ACORDAM, EM CONFERÊNCIA, NO TRIBUNAL DA RELAÇÃO DE COIMBRA I - HISTÓRICO DO PROCESSO 1. Sob acusação do Ministério Público (de futuro, Mº Pº), foi sujeito a julgamento o arguido A...

, sob imputação da prática, em autoria material e na forma consumada, de um crime de usurpação, previsto e punido (de futuro, p. e p.) pelas disposições conjugadas dos artigos 195º, n.º 1 e 197º, do Código do Direito de Autor e dos Direitos Conexos (CDADC), aprovado pelo Decreto-Lei n.º 63/85, de 14 de Março, por referência aos arts. 68º, n.º 2, 176º, 178º e 184º, n.º 2 do mesmo diploma legal.

Realizada audiência de discussão e julgamento, veio o arguido a ser absolvido.

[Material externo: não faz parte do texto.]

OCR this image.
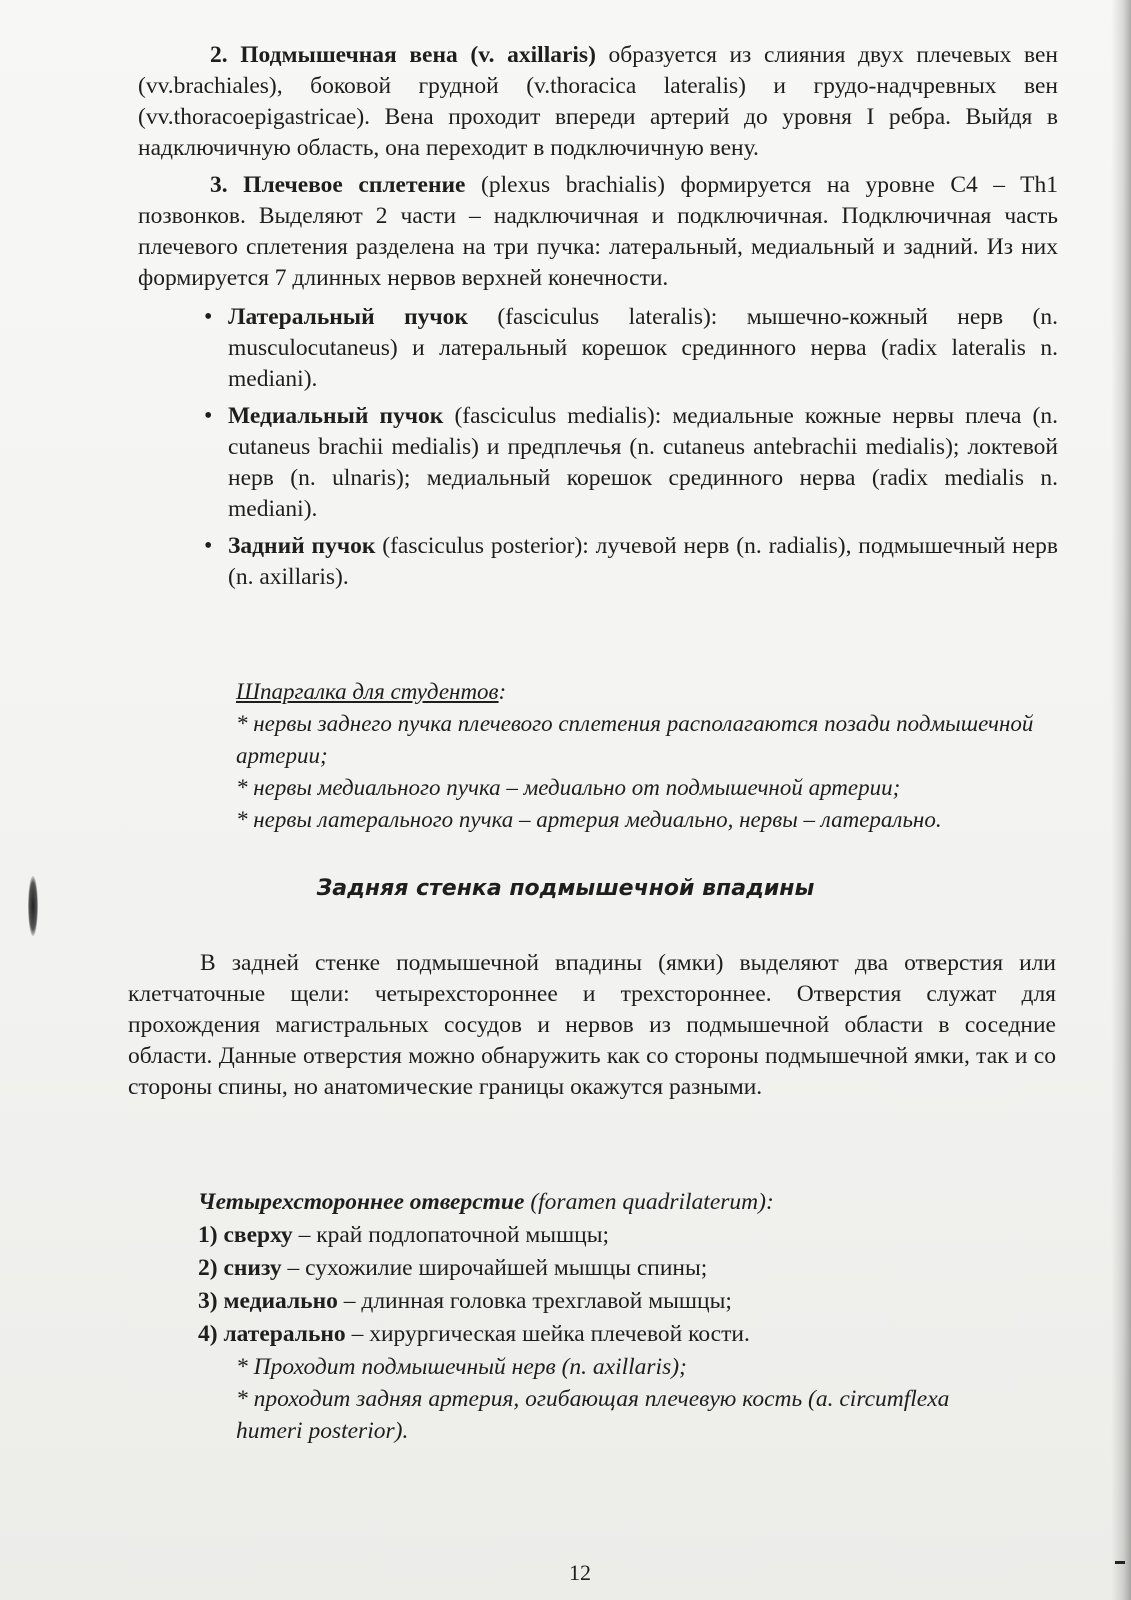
2. Подмышечная вена (v. axillaris) образуется из слияния двух плечевых вен (vv.brachiales), боковой грудной (v.thoracica lateralis) и грудо-надчревных вен (vv.thoracoepigastricae). Вена проходит впереди артерий до уровня I ребра. Выйдя в надключичную область, она переходит в подключичную вену.

3. Плечевое сплетение (plexus brachialis) формируется на уровне C4 – Th1 позвонков. Выделяют 2 части – надключичная и подключичная. Подключичная часть плечевого сплетения разделена на три пучка: латеральный, медиальный и задний. Из них формируется 7 длинных нервов верхней конечности.

• Латеральный пучок (fasciculus lateralis): мышечно-кожный нерв (n. musculocutaneus) и латеральный корешок срединного нерва (radix lateralis n. mediani).
• Медиальный пучок (fasciculus medialis): медиальные кожные нервы плеча (n. cutaneus brachii medialis) и предплечья (n. cutaneus antebrachii medialis); локтевой нерв (n. ulnaris); медиальный корешок срединного нерва (radix medialis n. mediani).
• Задний пучок (fasciculus posterior): лучевой нерв (n. radialis), подмышечный нерв (n. axillaris).

Шпаргалка для студентов:

* нервы заднего пучка плечевого сплетения располагаются позади подмышечной артерии;

* нервы медиального пучка – медиально от подмышечной артерии;

* нервы латерального пучка – артерия медиально, нервы – латерально.

Задняя стенка подмышечной впадины

В задней стенке подмышечной впадины (ямки) выделяют два отверстия или клетчаточные щели: четырехстороннее и трехстороннее. Отверстия служат для прохождения магистральных сосудов и нервов из подмышечной области в соседние области. Данные отверстия можно обнаружить как со стороны подмышечной ямки, так и со стороны спины, но анатомические границы окажутся разными.

Четырехстороннее отверстие (foramen quadrilaterum):

1) сверху – край подлопаточной мышцы;

2) снизу – сухожилие широчайшей мышцы спины;

3) медиально – длинная головка трехглавой мышцы;

4) латерально – хирургическая шейка плечевой кости.

* Проходит подмышечный нерв (n. axillaris);

* проходит задняя артерия, огибающая плечевую кость (a. circumflexa humeri posterior).

12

2. Inconformado, recorre o Mº Pº de tal sentença, formulando as seguintes CONCLUSÕES: A) Ao contrário do sustentado na douta decisão recorrida, encontra-se preenchido o elemento negativo do tipo objectivo de ilícito imputado ao arguido - usurpação, p.p. pelas disposições conjugadas dos arts. 195.º, n.º 1 e 197.º do Código do Direito de Autor e dos Direitos Conexos, pois à data da fiscalização o arguido não detinha a necessária autorização/licença da Passmúsica para poder difundir as músicas indicadas nos pontos C) e D) da matéria de factos provada; B) Essa autorização tem de ser necessariamente prévia à difusão das músicas, pelo que o facto de o arguido ter posteriormente obtido a mencionada licença, abrangendo o período em que foi fiscalizado, nada altera quanto à consumação do crime, que se verifica com a mera utilização não autorizada de obras protegidas.

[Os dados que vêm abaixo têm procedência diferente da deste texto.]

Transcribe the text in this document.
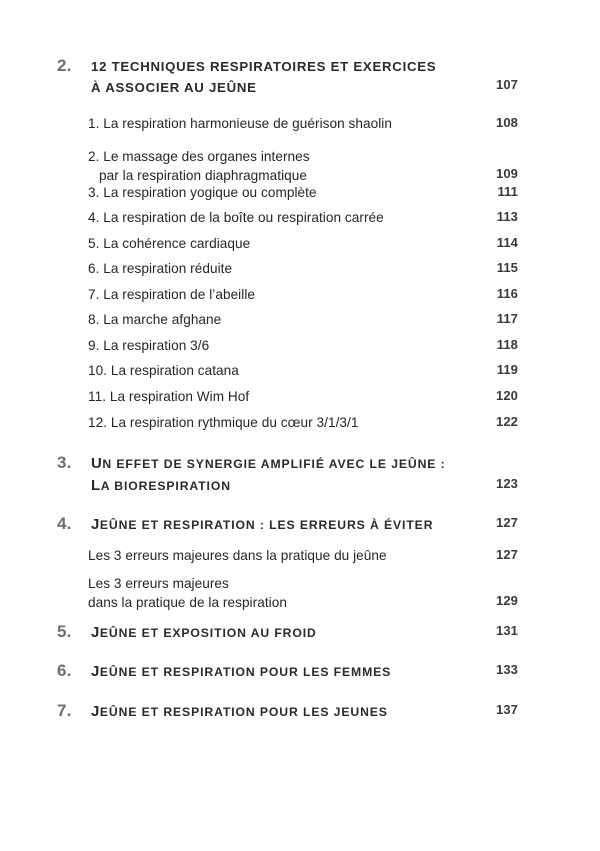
2.	12 TECHNIQUES RESPIRATOIRES ET EXERCICES
À ASSOCIER AU JEÛNE	107
1. La respiration harmonieuse de guérison shaolin	108
2. Le massage des organes internes
par la respiration diaphragmatique	109
3. La respiration yogique ou complète	111
4. La respiration de la boîte ou respiration carrée	113
5. La cohérence cardiaque	114
6. La respiration réduite	115
7. La respiration de l’abeille	116
8. La marche afghane	117
9. La respiration 3/6	118
10. La respiration catana	119
11. La respiration Wim Hof	120
12. La respiration rythmique du cœur 3/1/3/1	122
3.	UN EFFET DE SYNERGIE AMPLIFIÉ AVEC LE JEÛNE :
LA BIORESPIRATION	123
4.	JEÛNE ET RESPIRATION : LES ERREURS À ÉVITER	127
Les 3 erreurs majeures dans la pratique du jeûne	127
Les 3 erreurs majeures
dans la pratique de la respiration	129
5.	JEÛNE ET EXPOSITION AU FROID	131
6.	JEÛNE ET RESPIRATION POUR LES FEMMES	133
7.	JEÛNE ET RESPIRATION POUR LES JEUNES	137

  1. Por força da fundamentação da matéria de facto que alude aos documentos de fls. 359 e 360, 361 e 362, impunha-se, a nosso ver, que no ponto I) da matéria de facto dada como provada se aditasse que a B... era titular de licença Passmúsica para os meses de Outubro a Dezembro de 2010, “desde o dia 14/12/2010”.

  2. Só assim esse ponto da matéria de facto não resultaria contraditório com o anterior ponto H), como sucede no caso dos autos.

  3. Por outro lado, o ponto 1) dos factos não provados não pode subsistir nos termos descritos, pois entra em contradição com o mencionado ponto H) dos factos provados: se o arguido solicitou a licença apenas após a fiscalização, como consta do facto provado H) (e se essa licença deve ser prévia como acima se mencionou) não se pode concluir, como não provado, que o arguido «não solicitou, como devia, a necessária autorização/licença»; F) A sentença padece, assim, nos assinalados pontos matéria de facto provada e não provada, do vício decisório contemplado no art. 410º n.º 2, al. b) do Código de Processo Penal, devendo ser corrigida em conformidade.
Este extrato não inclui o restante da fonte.